Sunday 21 September 2008

Antibiotics

A couple of news stories have drawn my worried attention to the status of medical research. The appearance of more and more bacteria strains that are highly resistive to the current generations of antibiotics is showing the difference between a natural process - such as evolution of bacteria - and the socially driven planned activity of medical research.

While it would be unjust to call the process under which bacteria reach resistance to new generations of drugs "easy" and "costless" (as the billions of dying bacteria for each one that survives and multiplies prove), the human effort, with its needed billions of dollars is much less flexible.

I recall a quote from Lem's Magellan Cloud, hwere infections are deemed to be long gone - one of very few blunders of Lem.

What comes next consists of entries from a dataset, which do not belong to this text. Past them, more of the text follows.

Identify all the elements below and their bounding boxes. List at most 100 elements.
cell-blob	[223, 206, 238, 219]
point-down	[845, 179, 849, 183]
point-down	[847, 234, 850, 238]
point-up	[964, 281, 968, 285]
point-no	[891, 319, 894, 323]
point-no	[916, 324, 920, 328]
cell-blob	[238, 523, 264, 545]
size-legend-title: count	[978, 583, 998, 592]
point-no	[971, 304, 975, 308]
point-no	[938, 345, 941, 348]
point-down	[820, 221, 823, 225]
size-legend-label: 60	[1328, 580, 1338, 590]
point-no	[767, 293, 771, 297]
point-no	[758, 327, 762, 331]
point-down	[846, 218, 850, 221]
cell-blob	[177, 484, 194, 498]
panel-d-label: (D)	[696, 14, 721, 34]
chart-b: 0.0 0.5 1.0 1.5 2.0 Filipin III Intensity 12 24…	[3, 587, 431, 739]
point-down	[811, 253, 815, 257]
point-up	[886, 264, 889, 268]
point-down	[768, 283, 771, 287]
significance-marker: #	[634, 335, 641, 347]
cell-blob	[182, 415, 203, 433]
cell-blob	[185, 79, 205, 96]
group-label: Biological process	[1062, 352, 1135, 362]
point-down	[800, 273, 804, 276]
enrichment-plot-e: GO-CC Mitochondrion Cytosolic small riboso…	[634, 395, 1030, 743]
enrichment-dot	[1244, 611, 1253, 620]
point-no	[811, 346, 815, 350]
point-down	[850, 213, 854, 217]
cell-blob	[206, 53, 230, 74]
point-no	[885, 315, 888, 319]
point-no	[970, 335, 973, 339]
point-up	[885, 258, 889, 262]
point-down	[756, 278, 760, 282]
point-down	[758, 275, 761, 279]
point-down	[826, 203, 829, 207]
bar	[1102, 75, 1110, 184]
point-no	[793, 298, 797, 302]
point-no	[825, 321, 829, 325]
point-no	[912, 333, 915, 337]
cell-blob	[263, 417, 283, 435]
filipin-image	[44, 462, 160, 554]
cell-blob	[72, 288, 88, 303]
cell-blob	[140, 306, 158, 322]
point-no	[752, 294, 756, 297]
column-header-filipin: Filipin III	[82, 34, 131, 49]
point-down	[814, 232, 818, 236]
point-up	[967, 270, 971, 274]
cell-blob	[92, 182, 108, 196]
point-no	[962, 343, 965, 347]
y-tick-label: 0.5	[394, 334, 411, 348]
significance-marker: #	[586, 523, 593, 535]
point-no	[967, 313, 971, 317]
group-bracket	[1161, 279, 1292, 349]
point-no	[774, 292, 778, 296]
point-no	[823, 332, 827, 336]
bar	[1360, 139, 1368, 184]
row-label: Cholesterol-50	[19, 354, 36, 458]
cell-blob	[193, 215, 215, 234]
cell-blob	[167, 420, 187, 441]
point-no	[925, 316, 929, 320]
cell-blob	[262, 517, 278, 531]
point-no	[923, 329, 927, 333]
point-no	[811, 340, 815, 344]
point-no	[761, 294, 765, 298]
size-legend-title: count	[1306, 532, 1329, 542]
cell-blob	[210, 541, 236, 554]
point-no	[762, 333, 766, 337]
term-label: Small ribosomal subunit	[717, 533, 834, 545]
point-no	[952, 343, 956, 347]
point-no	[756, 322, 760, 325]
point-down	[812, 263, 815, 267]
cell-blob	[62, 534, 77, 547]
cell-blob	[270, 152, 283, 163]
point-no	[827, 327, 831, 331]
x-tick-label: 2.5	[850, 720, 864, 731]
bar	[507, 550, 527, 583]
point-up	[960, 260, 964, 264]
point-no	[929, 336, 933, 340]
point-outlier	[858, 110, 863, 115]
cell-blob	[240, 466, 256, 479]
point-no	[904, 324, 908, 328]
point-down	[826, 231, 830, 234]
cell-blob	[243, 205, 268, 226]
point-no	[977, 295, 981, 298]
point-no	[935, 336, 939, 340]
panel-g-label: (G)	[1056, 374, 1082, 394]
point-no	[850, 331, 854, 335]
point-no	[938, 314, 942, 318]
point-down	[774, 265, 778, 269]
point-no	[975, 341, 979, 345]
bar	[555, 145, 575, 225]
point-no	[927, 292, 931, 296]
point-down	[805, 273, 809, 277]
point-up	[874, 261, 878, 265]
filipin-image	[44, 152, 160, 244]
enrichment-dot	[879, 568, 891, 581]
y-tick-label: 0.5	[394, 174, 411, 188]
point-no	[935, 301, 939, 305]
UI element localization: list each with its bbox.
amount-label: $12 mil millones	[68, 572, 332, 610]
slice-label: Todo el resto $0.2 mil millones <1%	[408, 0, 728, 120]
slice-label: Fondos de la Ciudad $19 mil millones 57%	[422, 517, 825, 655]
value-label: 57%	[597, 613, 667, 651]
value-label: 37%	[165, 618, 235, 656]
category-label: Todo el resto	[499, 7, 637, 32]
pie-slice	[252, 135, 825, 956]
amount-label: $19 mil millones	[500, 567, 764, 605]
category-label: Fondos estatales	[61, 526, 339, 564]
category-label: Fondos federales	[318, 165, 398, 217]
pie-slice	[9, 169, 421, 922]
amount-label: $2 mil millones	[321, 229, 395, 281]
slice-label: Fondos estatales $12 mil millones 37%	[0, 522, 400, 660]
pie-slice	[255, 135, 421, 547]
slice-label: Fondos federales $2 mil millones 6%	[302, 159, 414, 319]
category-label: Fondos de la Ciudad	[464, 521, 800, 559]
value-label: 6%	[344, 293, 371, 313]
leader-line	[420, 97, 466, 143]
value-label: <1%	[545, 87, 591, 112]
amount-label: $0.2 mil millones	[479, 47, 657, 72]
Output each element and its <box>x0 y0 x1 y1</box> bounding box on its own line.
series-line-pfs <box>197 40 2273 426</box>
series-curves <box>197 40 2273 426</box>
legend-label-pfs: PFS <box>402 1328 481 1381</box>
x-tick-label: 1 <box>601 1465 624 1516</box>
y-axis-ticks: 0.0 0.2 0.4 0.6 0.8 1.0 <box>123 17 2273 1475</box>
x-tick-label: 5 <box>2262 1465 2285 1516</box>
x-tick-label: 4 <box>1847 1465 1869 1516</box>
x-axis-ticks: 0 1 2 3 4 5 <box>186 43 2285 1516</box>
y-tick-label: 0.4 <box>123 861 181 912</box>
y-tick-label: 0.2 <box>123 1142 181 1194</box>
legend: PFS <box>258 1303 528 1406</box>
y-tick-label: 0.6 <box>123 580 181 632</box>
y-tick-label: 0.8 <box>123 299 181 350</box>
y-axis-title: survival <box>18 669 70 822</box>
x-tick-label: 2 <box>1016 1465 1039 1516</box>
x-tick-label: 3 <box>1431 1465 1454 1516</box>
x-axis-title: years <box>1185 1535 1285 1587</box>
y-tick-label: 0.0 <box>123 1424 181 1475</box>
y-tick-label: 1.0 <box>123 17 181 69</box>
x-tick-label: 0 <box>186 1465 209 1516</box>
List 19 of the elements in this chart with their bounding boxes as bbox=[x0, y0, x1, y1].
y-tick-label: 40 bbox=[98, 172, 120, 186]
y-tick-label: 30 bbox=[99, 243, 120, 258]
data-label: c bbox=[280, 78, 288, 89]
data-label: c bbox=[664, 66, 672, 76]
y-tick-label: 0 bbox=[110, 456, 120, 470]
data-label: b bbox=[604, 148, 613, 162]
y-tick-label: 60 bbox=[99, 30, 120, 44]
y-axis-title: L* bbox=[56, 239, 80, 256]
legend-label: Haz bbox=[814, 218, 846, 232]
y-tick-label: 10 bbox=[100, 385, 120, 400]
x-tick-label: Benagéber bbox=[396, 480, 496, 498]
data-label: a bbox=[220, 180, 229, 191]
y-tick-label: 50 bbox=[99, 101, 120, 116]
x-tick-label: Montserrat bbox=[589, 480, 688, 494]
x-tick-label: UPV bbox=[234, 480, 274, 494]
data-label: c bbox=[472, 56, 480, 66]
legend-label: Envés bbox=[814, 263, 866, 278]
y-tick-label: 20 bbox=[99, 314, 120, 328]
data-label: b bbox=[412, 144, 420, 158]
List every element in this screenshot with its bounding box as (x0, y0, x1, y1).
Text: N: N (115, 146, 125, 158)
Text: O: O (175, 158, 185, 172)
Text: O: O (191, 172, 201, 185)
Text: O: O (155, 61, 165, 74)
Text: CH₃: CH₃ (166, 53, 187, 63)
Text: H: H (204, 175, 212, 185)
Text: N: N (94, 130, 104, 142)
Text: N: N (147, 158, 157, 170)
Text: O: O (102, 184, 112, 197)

Nope. It's a lost war.

And in the current political and social climate, the situation is even worse due to lack of concentrations, and anti-scientific sentiments. I have read some news stories in the Polish dailies - accompanied by lots of supporting WEB comments - condemning doctors and medical industry for its inability to fight "trivial diseases". Probably, many of these comments were by people who discarded their antibiotic treatment just after a couple of days, when they "felt better".

I am quite pessimistic for the next 20 years. If, as recent article in Science claims,
more people die from the methicillin-resistant Staphylococcus aureus (MRSA) bacterium than from HIV in the United States

then we need to start worrying. The number of new drugs is decreasing. The activity of bacteria is not and will not. You do the math yourself.